Abstract

Ovarian hyperstimulation syndrome (OHSS) is a common complication during assisted conception treatment, mostly seen in patients with ovarian hyperresponsiveness such as polycystic ovary syndrome, especially in post-invitro fertilization and embryo transfer (IVF-ET) pregnancies. Its main symptoms are abdominal distension, abdominal pain, nausea and vomiting with ascites, pleural fluid, leukocytosis, hemoconcentration and hypercoagulation. This disease is a self-limiting disease and can be gradually cured by rehydration, albumin infusion and correction of electrolyte disorders in moderate to severe cases. Luteal rupture is a more common gynecological emergency abdomen. The combination of twin pregnancy, OHSS and ruptured corpus luteum is very rare. We successfully avoided the stimulation of the risk of pregnancy abortion by surgical exploration through dynamic ultrasound monitoring and vital signs observation in the absence of experience in primary care, and the patient hard-won twin pregnancy was successfully treated conservatively.

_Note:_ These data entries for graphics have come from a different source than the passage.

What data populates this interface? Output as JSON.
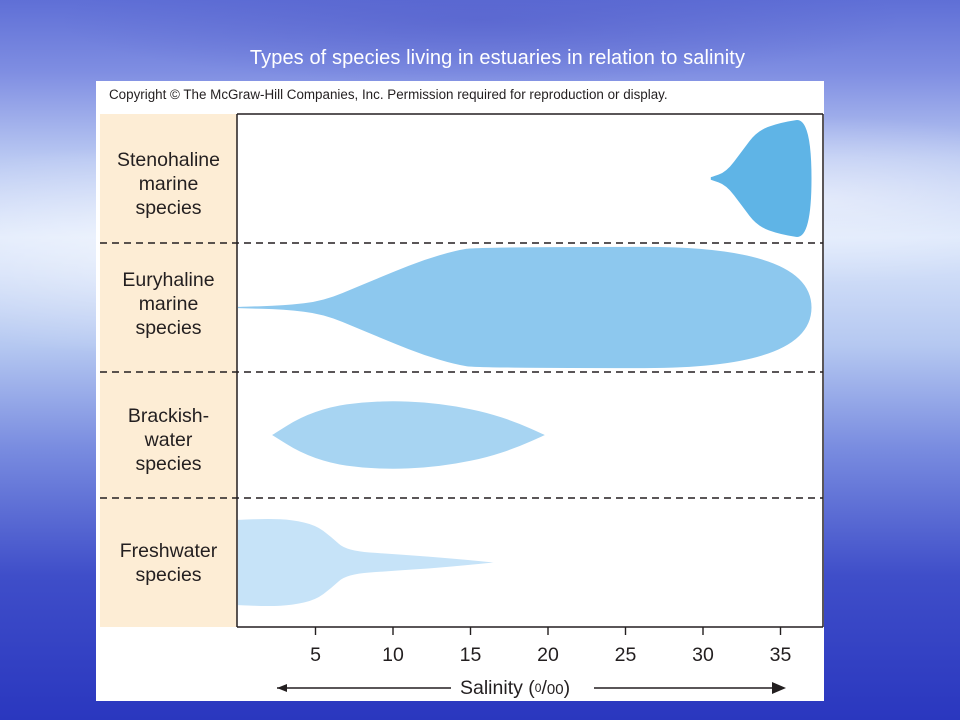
{
  "slide": {
    "title": "Types of species living in estuaries in relation to salinity"
  },
  "figure": {
    "copyright": "Copyright © The McGraw-Hill Companies, Inc. Permission required for reproduction or display."
  },
  "chart_data": {
    "type": "area",
    "xlabel": "Salinity",
    "xunit": {
      "paren_open": "(",
      "sup": "0",
      "slash": "/",
      "sub": "00",
      "paren_close": ")"
    },
    "xlim": [
      0,
      37
    ],
    "xticks": [
      5,
      10,
      15,
      20,
      25,
      30,
      35
    ],
    "tick_labels": [
      "5",
      "10",
      "15",
      "20",
      "25",
      "30",
      "35"
    ],
    "rows": [
      {
        "label_lines": [
          "Stenohaline",
          "marine",
          "species"
        ],
        "color": "#5fb4e6",
        "shape": [
          [
            30.5,
            0.02
          ],
          [
            31.5,
            0.1
          ],
          [
            32.5,
            0.42
          ],
          [
            33.5,
            0.74
          ],
          [
            35,
            0.87
          ],
          [
            37,
            0.94
          ]
        ]
      },
      {
        "label_lines": [
          "Euryhaline",
          "marine",
          "species"
        ],
        "color": "#8dc8ee",
        "shape": [
          [
            0,
            0.01
          ],
          [
            3,
            0.03
          ],
          [
            5.5,
            0.1
          ],
          [
            8,
            0.35
          ],
          [
            10,
            0.55
          ],
          [
            12,
            0.74
          ],
          [
            14,
            0.88
          ],
          [
            15.5,
            0.94
          ],
          [
            37,
            0.94
          ]
        ]
      },
      {
        "label_lines": [
          "Brackish-",
          "water",
          "species"
        ],
        "color": "#a7d4f2",
        "shape": [
          [
            2.2,
            0.0
          ],
          [
            4,
            0.28
          ],
          [
            6,
            0.45
          ],
          [
            8,
            0.52
          ],
          [
            10,
            0.54
          ],
          [
            12,
            0.52
          ],
          [
            14,
            0.46
          ],
          [
            16,
            0.36
          ],
          [
            18,
            0.2
          ],
          [
            19.8,
            0.0
          ]
        ]
      },
      {
        "label_lines": [
          "Freshwater",
          "species"
        ],
        "color": "#c6e3f8",
        "shape": [
          [
            0,
            0.66
          ],
          [
            2,
            0.68
          ],
          [
            3.5,
            0.66
          ],
          [
            5,
            0.58
          ],
          [
            6,
            0.4
          ],
          [
            7,
            0.18
          ],
          [
            10,
            0.13
          ],
          [
            13,
            0.08
          ],
          [
            16.5,
            0.0
          ]
        ]
      }
    ],
    "grid": false,
    "legend": "none"
  },
  "colors": {
    "label_panel": "#fdedd5",
    "axis": "#231f20",
    "divider": "#231f20"
  }
}
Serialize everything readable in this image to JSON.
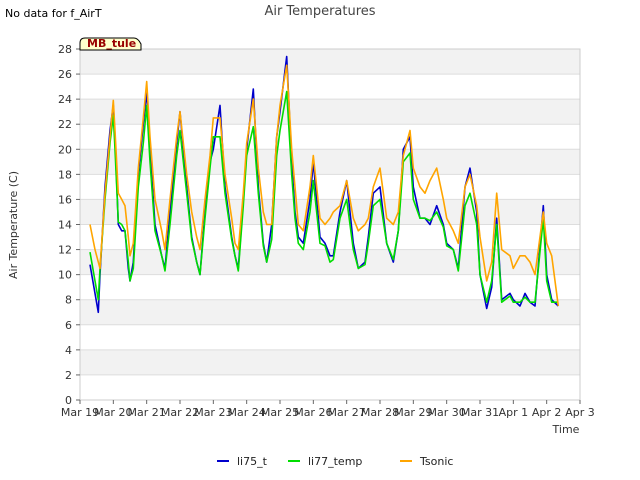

The patient is a 30-year-old post-IVF-ET woman with an established twin pregnancy, OHSS and sudden onset of lower abdominal pain. Twin pregnancy, OHSS combined with ruptured corpus luteum. Rehydration, albumin infusion, low molecular heparin for thromboprophylaxis, luteinizing support, ambulatory ultrasound monitoring. After more than 10 days of standardized treatment for OHSS, dynamic ultrasound monitoring and close observation of vital signs, the patient was discharged cured of her condition and is continuing her pregnancy. Our case shows that the possibility of acute abdominal rupture of the corpus luteum is still present in the case of combined OHSS in pregnancy, and that some patients with corpus luteum rupture can heal spontaneously during close testing to avoid the increased risk of miscarriage with surgical exploration.